If the page is captured, there will be no data displayed in the content, but a bunch of JS code.

Code

$cookie_file=tempnam('./temp','cookie');
$ch = curl_init();
$url1 = "http://www.cdut.edu.cn/default.html";
curl_setopt($ch,CURLOPT_URL,$url1);
curl_setopt($ch,CURLOPT_HTTP_VERSION,CURL_HTTP_VERSION_1_1);
curl_setopt($ch,CURLOPT_HEADER,0);
curl_setopt($ch,CURLOPT_RETURNTRANSFER,1);
curl_setopt($ch,CURLOPT_FOLLOWLOCATION,1);
curl_setopt($ch, CURLOPT_ENCODING ,'gzip'); //加入gzip解析
//设置连接结束后保存cookie信息的文件
curl_setopt($ch,CURLOPT_COOKIEJAR,$cookie_file);
$content=curl_exec($ch);

curl_close($ch);

$ch3 = curl_init();
$url3 = "http://www.cdut.edu.cn/xww/dwr/call/plaincall/portalAjax.getNewsXml.dwr";
$curlPost = "callCount=1&page=/xww/type/1000020118.html&httpSessionId=12A9B726E6A2D4D3B09DE7952B2F282C&scriptSessionId=295315B4B4141B09DA888D3A3ADB8FAA658&c0-scriptName=portalAjax&c0-methodName=getNewsXml&c0-id=0&c0-param0=string:10000201&c0-param1=string:1000020118&c0-param2=string:news_&c0-param3=number:5969&c0-param4=number:1&c0-param5=null:null&c0-param6=null:null&batchId=0";
curl_setopt($ch3,CURLOPT_URL,$url3);
curl_setopt($ch3,CURLOPT_POST,1);
curl_setopt($ch3,CURLOPT_POSTFIELDS,$curlPost);

//设置连接结束后保存cookie信息的文件
curl_setopt($ch3,CURLOPT_COOKIEFILE,$cookie_file); 
$content1=curl_exec($ch3);
curl_close($ch3);
Copy after login

php using curl to crawl the content of a website was rejected

Just wrote this.
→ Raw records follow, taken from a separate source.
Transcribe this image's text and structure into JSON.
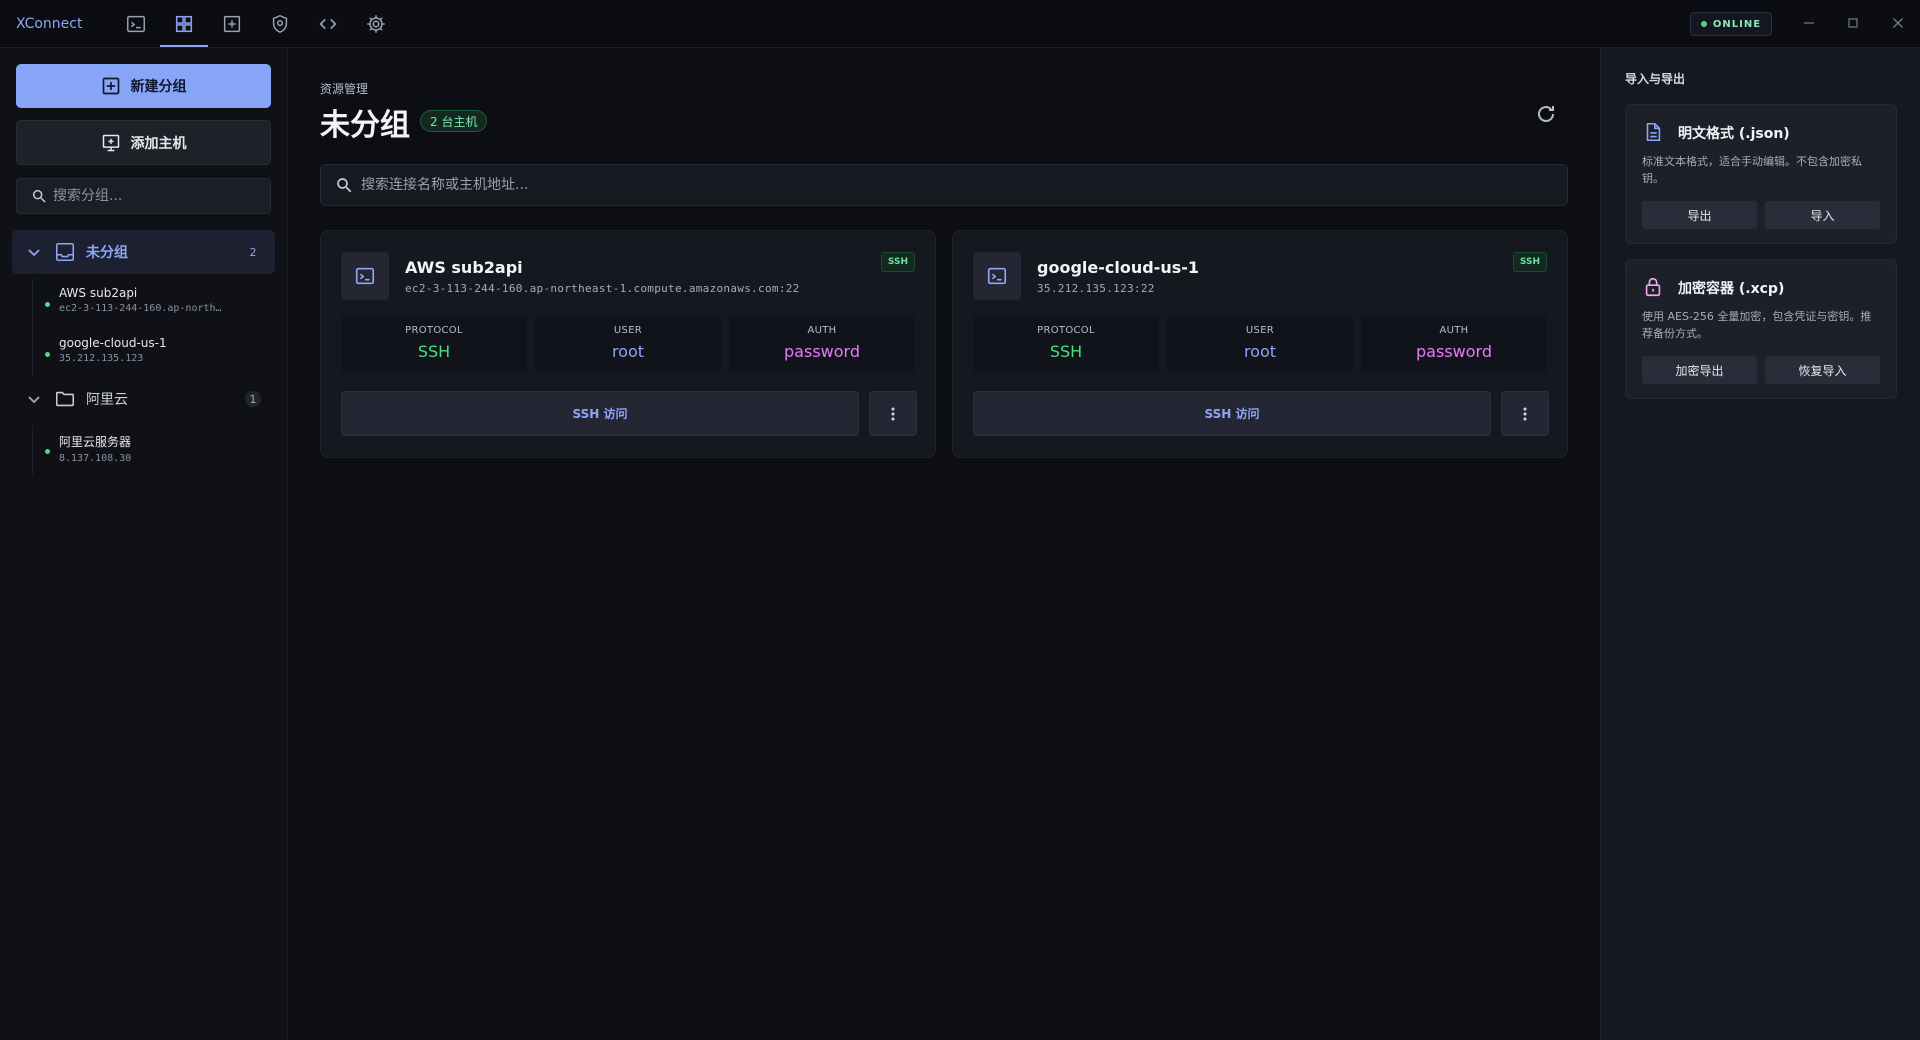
{
  "app": {
    "title": "XConnect",
    "status": "ONLINE",
    "toolbar": [
      "terminal-icon",
      "grid-icon",
      "add-box-icon",
      "shield-icon",
      "code-icon",
      "gear-icon"
    ]
  },
  "sidebar": {
    "new_group_label": "新建分组",
    "add_host_label": "添加主机",
    "search_placeholder": "搜索分组...",
    "groups": [
      {
        "name": "未分组",
        "count": "2",
        "hosts": [
          {
            "name": "AWS sub2api",
            "address": "ec2-3-113-244-160.ap-northeast-1.compute.amazonaws.com:22"
          },
          {
            "name": "google-cloud-us-1",
            "address": "35.212.135.123"
          }
        ]
      },
      {
        "name": "阿里云",
        "count": "1",
        "hosts": [
          {
            "name": "阿里云服务器",
            "address": "8.137.108.30"
          }
        ]
      }
    ]
  },
  "main": {
    "breadcrumb": "资源管理",
    "title": "未分组",
    "host_count_badge": "2 台主机",
    "search_placeholder": "搜索连接名称或主机地址...",
    "cards": [
      {
        "name": "AWS sub2api",
        "address": "ec2-3-113-244-160.ap-northeast-1.compute.amazonaws.com:22",
        "tag": "SSH",
        "protocol_label": "PROTOCOL",
        "protocol": "SSH",
        "user_label": "USER",
        "user": "root",
        "auth_label": "AUTH",
        "auth": "password",
        "access_label": "SSH 访问"
      },
      {
        "name": "google-cloud-us-1",
        "address": "35.212.135.123:22",
        "tag": "SSH",
        "protocol_label": "PROTOCOL",
        "protocol": "SSH",
        "user_label": "USER",
        "user": "root",
        "auth_label": "AUTH",
        "auth": "password",
        "access_label": "SSH 访问"
      }
    ]
  },
  "right_panel": {
    "title": "导入与导出",
    "plain": {
      "name": "明文格式 (.json)",
      "description": "标准文本格式，适合手动编辑。不包含加密私钥。",
      "export_label": "导出",
      "import_label": "导入"
    },
    "encrypted": {
      "name": "加密容器 (.xcp)",
      "description": "使用 AES-256 全量加密，包含凭证与密钥。推荐备份方式。",
      "export_label": "加密导出",
      "import_label": "恢复导入"
    }
  },
  "colors": {
    "accent": "#86a5f6",
    "protocol": "#4ade80",
    "user": "#8ea6f5",
    "auth": "#e879f9",
    "online": "#4ade80",
    "lock": "#f0a6f0"
  }
}
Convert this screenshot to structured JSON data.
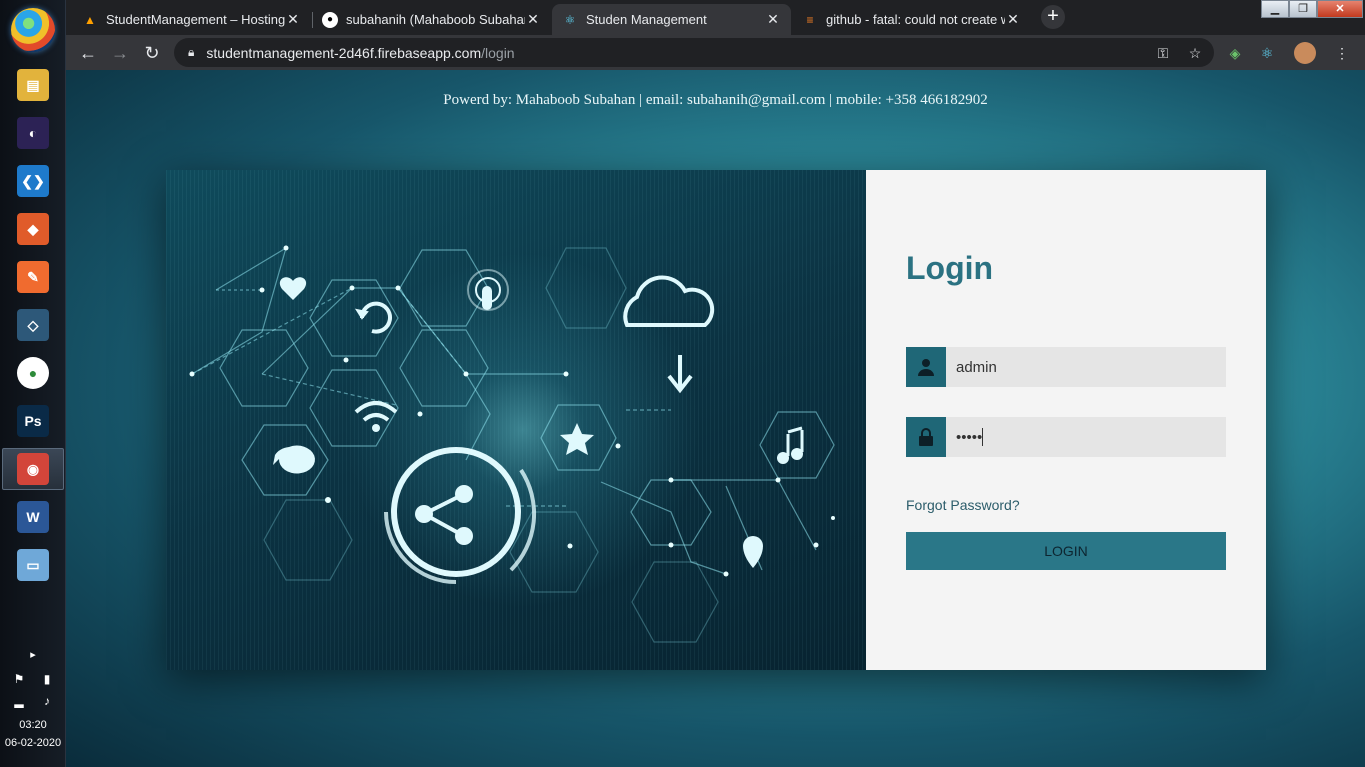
{
  "taskbar": {
    "apps": [
      {
        "name": "file-explorer",
        "glyph": "▤",
        "color": "#e2b33c"
      },
      {
        "name": "eclipse",
        "glyph": "◐",
        "color": "#2c2255"
      },
      {
        "name": "vscode",
        "glyph": "❮❯",
        "color": "#1e7acb"
      },
      {
        "name": "git-gui",
        "glyph": "◆",
        "color": "#e05b2a"
      },
      {
        "name": "postman",
        "glyph": "✎",
        "color": "#f06b2f"
      },
      {
        "name": "mysql-workbench",
        "glyph": "◇",
        "color": "#2d5879"
      },
      {
        "name": "mongodb-compass",
        "glyph": "●",
        "color": "#ffffff"
      },
      {
        "name": "photoshop",
        "glyph": "Ps",
        "color": "#0a2a47"
      },
      {
        "name": "chrome",
        "glyph": "◉",
        "color": "#d3453a"
      },
      {
        "name": "word",
        "glyph": "W",
        "color": "#2b5797"
      },
      {
        "name": "notepad",
        "glyph": "▭",
        "color": "#6fa8d8"
      }
    ],
    "clock_time": "03:20",
    "clock_date": "06-02-2020",
    "tray_arrow": "▸"
  },
  "browser": {
    "tabs": [
      {
        "title": "StudentManagement – Hosting –",
        "favicon": "firebase-icon",
        "active": false
      },
      {
        "title": "subahanih (Mahaboob Subahan)",
        "favicon": "github-icon",
        "active": false
      },
      {
        "title": "Studen Management",
        "favicon": "react-icon",
        "active": true
      },
      {
        "title": "github - fatal: could not create w",
        "favicon": "stackoverflow-icon",
        "active": false
      }
    ],
    "url_host": "studentmanagement-2d46f.firebaseapp.com",
    "url_path": "/login"
  },
  "page": {
    "powered_by": "Powerd by: Mahaboob Subahan | email: subahanih@gmail.com | mobile: +358 466182902",
    "login": {
      "title": "Login",
      "username_value": "admin",
      "password_value": "•••••",
      "forgot_label": "Forgot Password?",
      "button_label": "LOGIN"
    }
  },
  "colors": {
    "accent": "#2a7788",
    "title": "#2b7282"
  }
}
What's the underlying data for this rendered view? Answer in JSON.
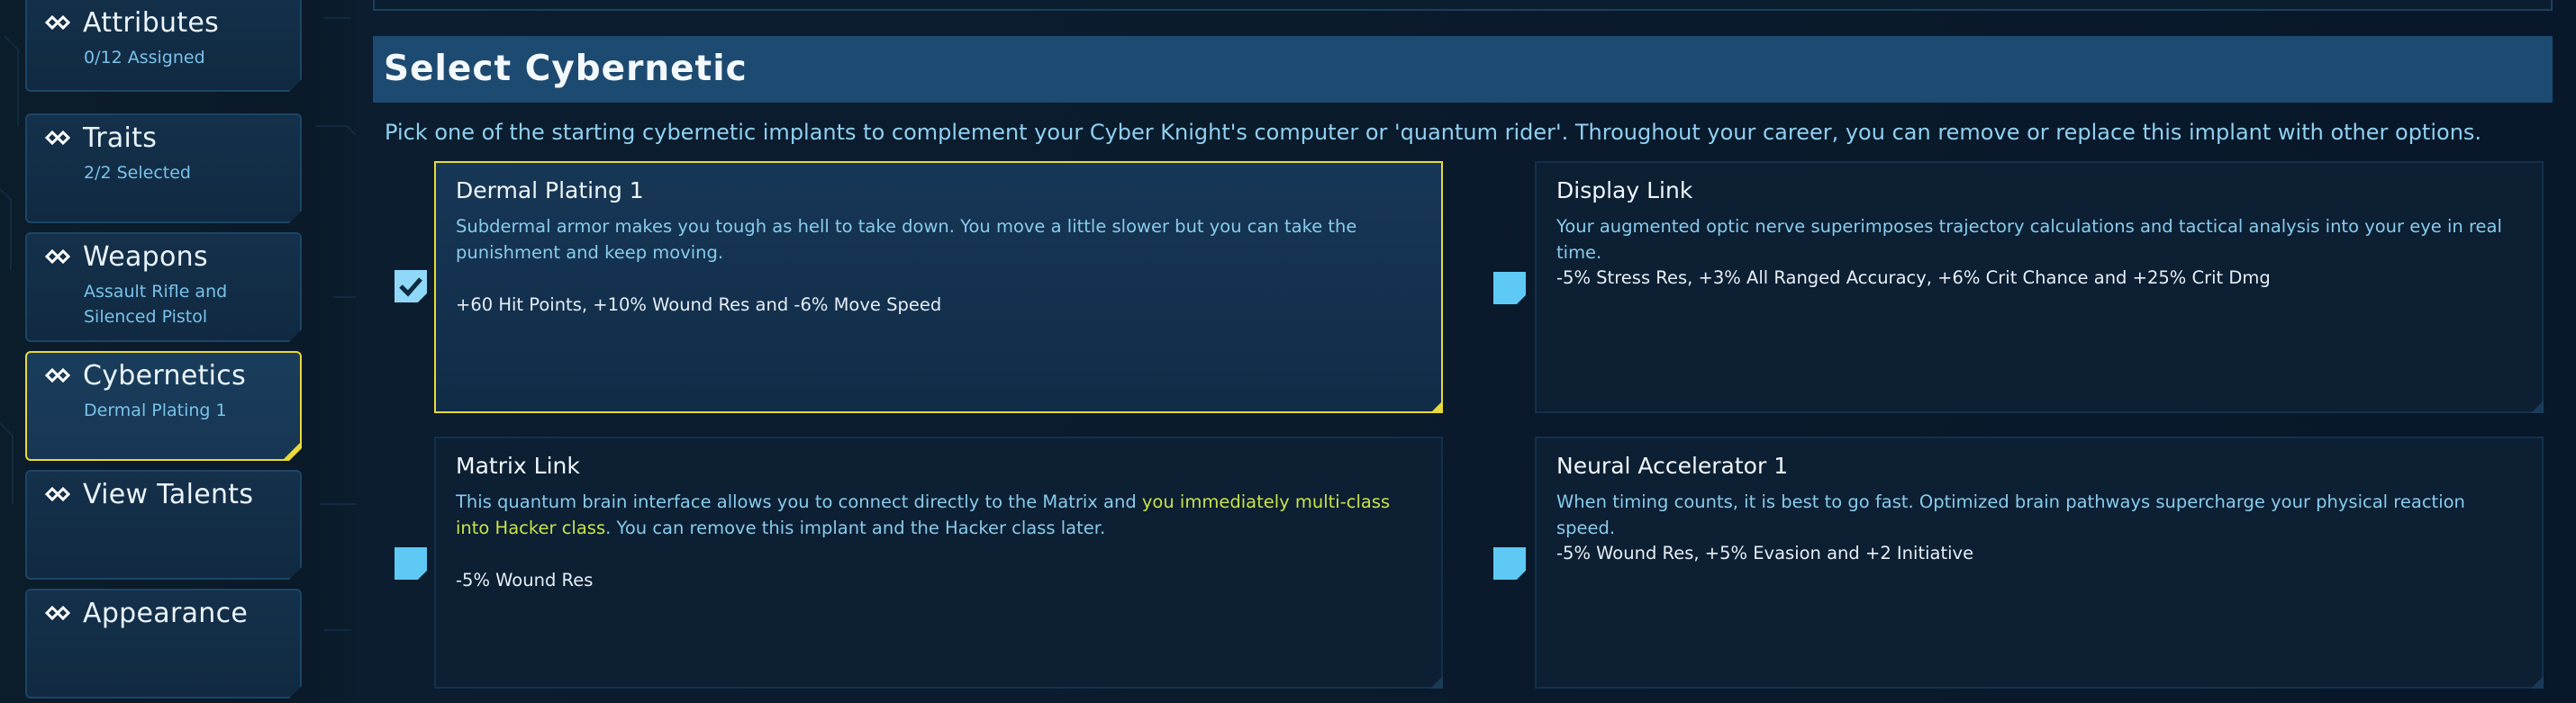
{
  "sidebar": {
    "items": [
      {
        "title": "Attributes",
        "sub": "0/12 Assigned",
        "active": false
      },
      {
        "title": "Traits",
        "sub": "2/2 Selected",
        "active": false
      },
      {
        "title": "Weapons",
        "sub": "Assault Rifle and",
        "sub2": "Silenced Pistol",
        "active": false
      },
      {
        "title": "Cybernetics",
        "sub": "Dermal Plating 1",
        "active": true
      },
      {
        "title": "View Talents",
        "sub": "",
        "active": false
      },
      {
        "title": "Appearance",
        "sub": "",
        "active": false
      }
    ],
    "icon": "chain-link-icon"
  },
  "main": {
    "title": "Select Cybernetic",
    "description": "Pick one of the starting cybernetic implants to complement your Cyber Knight's computer or 'quantum rider'. Throughout your career, you can remove or replace this implant with other options.",
    "cards": [
      {
        "title": "Dermal Plating 1",
        "text": "Subdermal armor makes you tough as hell to take down. You move a little slower but you can take the punishment and keep moving.",
        "stats": "+60 Hit Points, +10% Wound Res and -6% Move Speed",
        "selected": true
      },
      {
        "title": "Display Link",
        "text": "Your augmented optic nerve superimposes trajectory calculations and tactical analysis into your eye in real time.",
        "stats": "-5% Stress Res, +3% All Ranged Accuracy, +6% Crit Chance and +25% Crit Dmg",
        "selected": false
      },
      {
        "title": "Matrix Link",
        "text_before": "This quantum brain interface allows you to connect directly to the Matrix and ",
        "text_highlight": "you immediately multi-class into Hacker class",
        "text_after": ". You can remove this implant and the Hacker class later.",
        "stats": "-5% Wound Res",
        "selected": false
      },
      {
        "title": "Neural Accelerator 1",
        "text": "When timing counts, it is best to go fast. Optimized brain pathways supercharge your physical reaction speed.",
        "stats": "-5% Wound Res, +5% Evasion and +2 Initiative",
        "selected": false
      }
    ]
  },
  "colors": {
    "accent_selected": "#e9d93a",
    "checkbox": "#5dc9f4",
    "highlight_text": "#c8e34a",
    "header_bg": "#1d4a70"
  }
}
Hope this is useful
>



php curl becomes unresponsive after grabbing ajax data for a period of time

Try to forge header information: Host, Referer, User-Agent, etc.


http://www.bkjia.com/PHPjc/869450.html

truehttp: //www.bkjia.com/PHPjc/869450.htmlTechArticleUsing the php method curl to capture AJAX asynchronous content idea analysis and code sharing, curlajax actually captures the page of ajax asynchronous content and There is not much difference in grabbing ordinary pages. ajax is just asynchronous...
Related labels:
source:php.cn
Statement of this Website
The content of this article is voluntarily contributed by netizens, and the copyright belongs to the original author. This site does not assume corresponding legal responsibility. If you find any content suspected of plagiarism or infringement, please contact admin@php.cn
Popular Tutorials
More>
Latest Downloads
More>
Web Effects
Website Source Code
Website Materials
Front End Template
About us Disclaimer Sitemap
php.cn:Public welfare online PHP training,Help PHP learners grow quickly!